Afrique: Changement climatique - Vers la création d'une coalition mondiale pour la neutralité carbone d'ici à 2050

Le secrétaire général de l'ONU a fait valoir l'objectif central de l'organisation, à savoir créer une coalition mondiale pour la neutralité carnone d'ici à 2050. C'était au cours d'une table rondre virtuelle sur la transition vers des formes d'énergie propre, à Londres.

« Cette année, l'objectif central de l'Organisation des Nations unies(ONU) est de mettre en place une coalition mondiale pour la neuralité carbone dici le milieu du siècle", a déclaré Antonio Guterres. Ajoutant : « Pour parvenir à des émissions nettes nulles d'ici à 2050, nous devons passer d'urgence des combustibles fossiles aux énergies renouvelables. Et nous devons tout particulièrement soutenir les pays en développement dans cette transition », vise à relever le défi climatique.
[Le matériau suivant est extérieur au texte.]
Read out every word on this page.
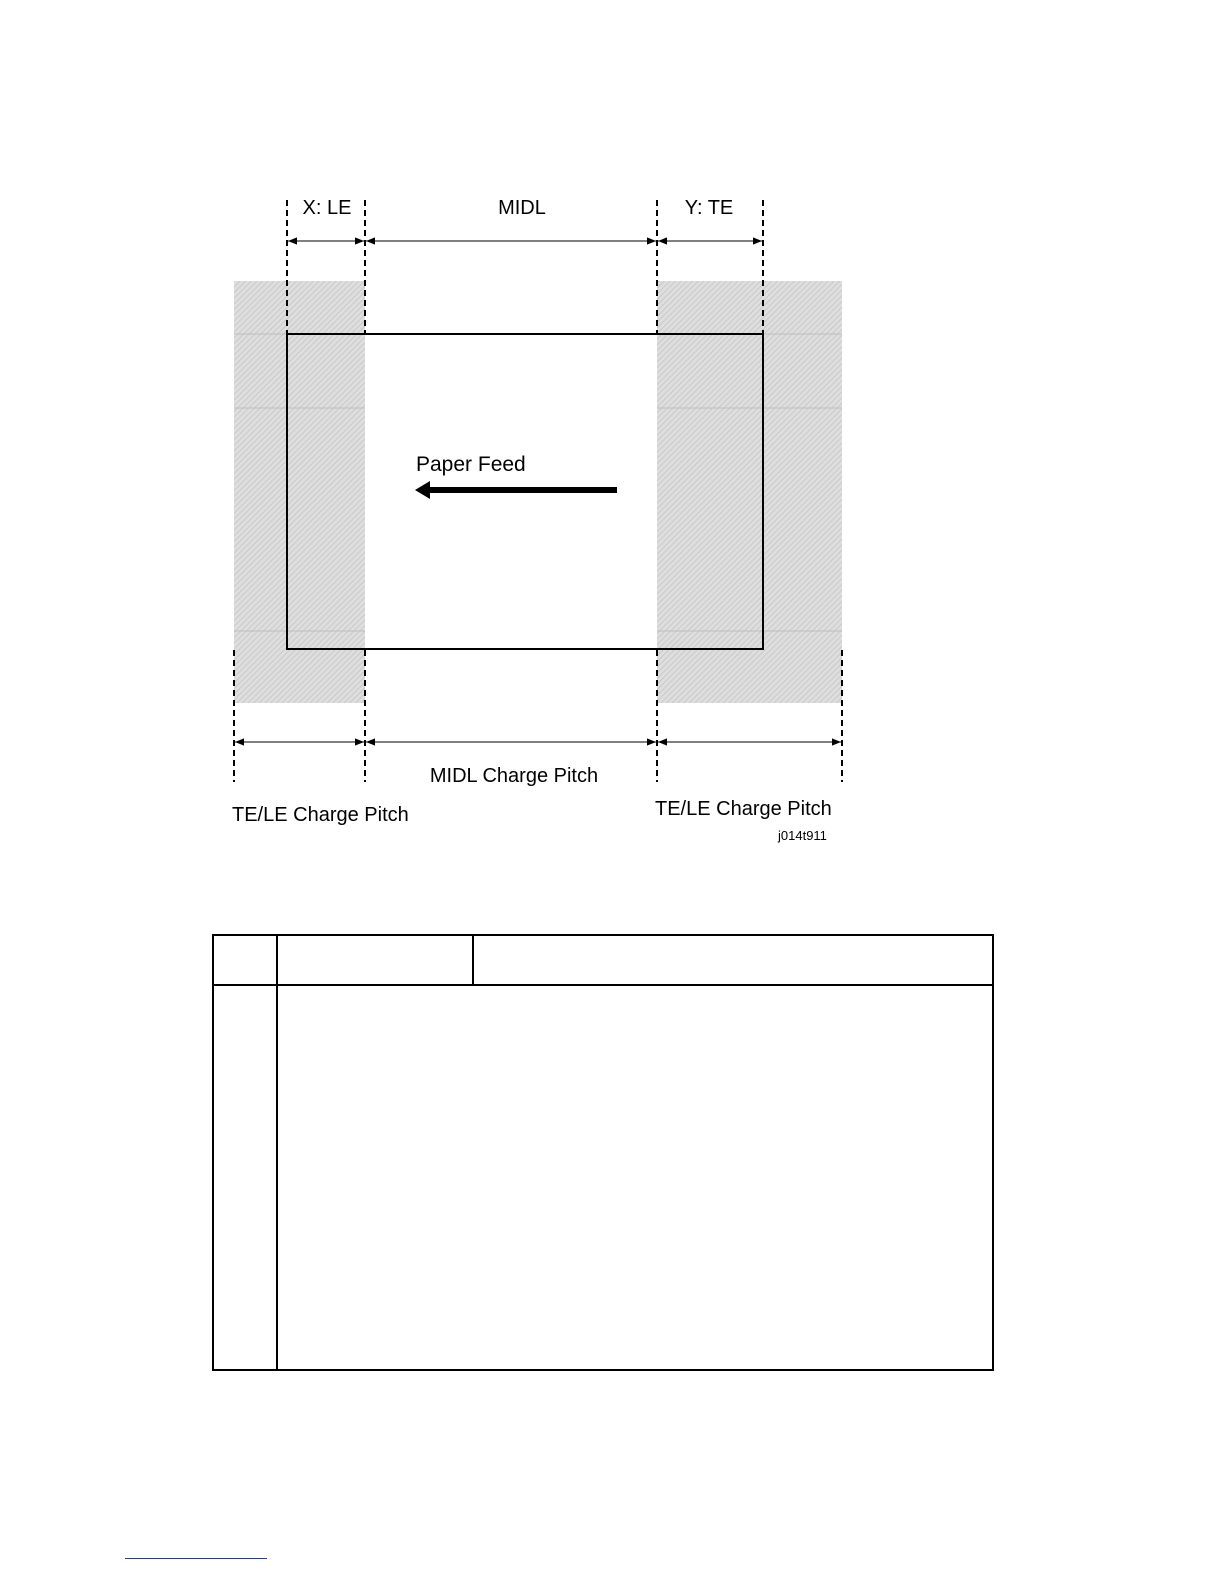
X: LE	MIDL	Y: TE
Paper Feed
MIDL Charge Pitch
TE/LE Charge Pitch	TE/LE Charge Pitch
j014t911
Il s'est félicité de l'accent mis sur l'Afrique, en rappelant aussi la nécessité d'insister sur l'inclusion et la durabilité.

Le chef des Nations unies a déploré que 789 millions de personnes dans le monde en développement n'ont pas de l'électricité, citant que les trois quarts de ces personnes vivent en Afrique subsaharienne. Ce qui a qualité d'injustice et d'obstable au développement durable. Il estime que toutes les nations doivent être en mesure d'assurer l'accès à l'électricité pour tous. Il a aussi insisté sur le fait que cette énergie doit être propre et renouvelable, afin qu'elle ne contribue pas au réchauffement dangereux de la planète.

Il a plaidé pour la fin des subventions aux combustibles fossiles, la fixation du prix sur le carbone, le déplacement de la taxation des personnes vers la pollution et l'engagement des pays à ne plus construire de centrales électriques au charbon, a appelant à « un soutien international adéquat", pour que les économies africaines et celles d'autres pays en développement puissent passer « d'un développement polluant et d'une transition vers une énergie propre et durable ».

100 milliards de dollars par an pour l'atténuation et l'adaptation

Antonio Guterres a réitéré son appel aux pays développés pour « qu'ils tiennent la promesse de longue date de fournir 100 milliards de dollars par an aux pays en développement pour soutenir à la fois l'atténuation et l'adaptation ». Il a appelé la Banque africaine de développement et la Banque mondiale à mettre au point des instruments financiers capables de réduire les d'investissement et d'attirer des capitaux privés vers les pays africains.

« La vulnérabilité de l'Afrique est évidente, des sécheresses prolongées au Sahel et dans la Corne de l'Afrique aux inondations dévastatrices en Afrique australe, comme c'est le cas dans de nombreuses autres régions du monde », a-t-il souligné. Insistant sur « L'adaptation est un impératif moral ». Or, seuls 20 % des financements consacrés au climat sont destinés à l'adaptation. D'où l'opportunité que représente la tenue du sommet sur l'adaptation au climat, qui se tiendra le 25 janvier, pour créer une dynamique.

Des énergies renouvelables à la portée de tous

« Nous devons investir dans un avenir d'énergies renouvelables abordables pour tous, partout », a plaidé Antonio Guterres, comme c'est le cas pour des mesures de relance post-covid. Pour limiter la hausse de la température mondiale à 1,5 degré Celsius, les émissions doivent diminuer de 7,6%, chaque année d'ici à 2030. Il a jugé essentiel que tous les flux financiers publics et privés soutiennent les objectifs de l'Accord de Paris sur le climat et le Programme de développement durable à l'horizon 2030. « Nous nous protégeons mieux lorsque nous protégeons tout le monde », a-t-il rappelé. Avant de conclure par un appel à la solidarité mondiale, insistant sur la place de l'Afrique qui doit être au centre de cet engagement.